One of the reasons that I “left” (wanted nothing more to do with, distanced myself from, have not actively participated in anything having to do with, and am literally all the happier for having done so) fandom was the fact that boundaries were so routinely, cavalierly violated. If you blocked someone, meaning that you did not want to speak to them, that you did not want them to have access to their social media, they logged out of their own social media — especially if this was Twitter and you had a public account — to read what you had to say, and in some cases screenshot for their hate blogs (don’t even get me started on those, I could write a completely separate post on those alone, and I’m not going to do it now). If you attempted to assert boundaries and the other person didn’t feel like giving you the basic human decency of honoring them, well, that was that unless you wanted to make your whole social media account private. But they couldn’t make you participate in fandom, and they couldn’t make you “discuss meta” or talk about the thing — the object of fandom — that was causing all of this drama, and all of this strife, if you just didn’t want to. That was that.

Call it a convenient loophole. Call it whatever you want. It was honest, and it worked. It works. I like that!

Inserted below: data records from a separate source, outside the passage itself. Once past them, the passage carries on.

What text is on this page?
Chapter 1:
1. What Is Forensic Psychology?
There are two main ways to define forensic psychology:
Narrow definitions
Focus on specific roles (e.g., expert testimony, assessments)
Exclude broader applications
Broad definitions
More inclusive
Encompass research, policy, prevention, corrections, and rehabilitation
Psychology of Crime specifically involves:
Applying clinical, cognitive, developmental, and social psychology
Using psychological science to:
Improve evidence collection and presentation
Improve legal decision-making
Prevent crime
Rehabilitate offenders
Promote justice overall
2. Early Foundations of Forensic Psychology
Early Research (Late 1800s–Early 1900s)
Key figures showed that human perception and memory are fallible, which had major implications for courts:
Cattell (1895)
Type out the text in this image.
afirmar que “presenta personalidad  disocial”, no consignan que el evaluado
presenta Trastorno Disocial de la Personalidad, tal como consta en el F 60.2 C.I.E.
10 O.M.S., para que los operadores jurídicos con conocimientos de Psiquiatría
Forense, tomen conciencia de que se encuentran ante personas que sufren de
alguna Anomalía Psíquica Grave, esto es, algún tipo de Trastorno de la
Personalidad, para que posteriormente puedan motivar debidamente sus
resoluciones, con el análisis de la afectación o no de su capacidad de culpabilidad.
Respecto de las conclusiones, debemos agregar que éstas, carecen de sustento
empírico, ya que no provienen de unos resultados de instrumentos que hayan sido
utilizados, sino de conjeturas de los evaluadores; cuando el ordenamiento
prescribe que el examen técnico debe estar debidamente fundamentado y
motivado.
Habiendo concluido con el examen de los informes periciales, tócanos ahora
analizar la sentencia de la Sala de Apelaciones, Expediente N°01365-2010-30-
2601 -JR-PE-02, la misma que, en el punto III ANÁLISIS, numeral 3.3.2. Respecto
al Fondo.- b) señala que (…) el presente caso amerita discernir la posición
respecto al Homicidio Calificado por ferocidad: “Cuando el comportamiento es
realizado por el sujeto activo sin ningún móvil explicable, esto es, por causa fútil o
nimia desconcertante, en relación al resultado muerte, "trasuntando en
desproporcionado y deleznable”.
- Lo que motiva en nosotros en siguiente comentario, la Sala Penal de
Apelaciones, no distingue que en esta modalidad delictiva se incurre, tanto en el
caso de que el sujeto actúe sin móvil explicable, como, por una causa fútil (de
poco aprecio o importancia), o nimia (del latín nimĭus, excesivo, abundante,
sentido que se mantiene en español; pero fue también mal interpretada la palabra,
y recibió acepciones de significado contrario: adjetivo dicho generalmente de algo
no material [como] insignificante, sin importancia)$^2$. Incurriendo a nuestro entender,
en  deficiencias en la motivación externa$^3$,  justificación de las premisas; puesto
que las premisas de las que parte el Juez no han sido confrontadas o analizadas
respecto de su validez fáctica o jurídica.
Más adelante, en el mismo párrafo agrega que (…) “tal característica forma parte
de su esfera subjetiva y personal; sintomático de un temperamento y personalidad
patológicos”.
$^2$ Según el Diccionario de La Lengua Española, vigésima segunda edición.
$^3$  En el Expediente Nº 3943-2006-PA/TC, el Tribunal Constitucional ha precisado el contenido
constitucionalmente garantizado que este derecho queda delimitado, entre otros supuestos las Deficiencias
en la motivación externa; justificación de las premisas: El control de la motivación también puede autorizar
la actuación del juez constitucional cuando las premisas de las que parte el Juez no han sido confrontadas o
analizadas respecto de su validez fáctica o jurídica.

On top of that, once I realized that I could not fake the level of interest and passion that people had for… the things that these fandoms centered around, further realizing that I did not want to continue to fake it, my mental health dramatically improved. I want to like things when I want to like them and be able to walk away from them when I need a break from them, not discuss them for twelve-hour benders or be available to do so more time than I’m willing to commit to. Anyway, getting back on topic… me not being willing to fake fandom any longer. This has meant that I’ve watched less television shows on Netflix, Hulu, and Amazon Prime, but I’ve watched what I’ve wanted when I’ve wanted, and definitely at the pace I’ve wanted (so far I am watching the Evangelion movies since I grew up with the original anime, and I am in love with it).

At any rate, I’ve begun to notice that people are willing to violate boundaries on Discord as well.

If you block someone on Discord, you expect that they won’t be able to see what you write, and you won’t have to see what they write. What’s the point if they circumvent that to see what you write because they’ve developed some sort of obsession with you? What is it with people nowadays and respecting boundaries?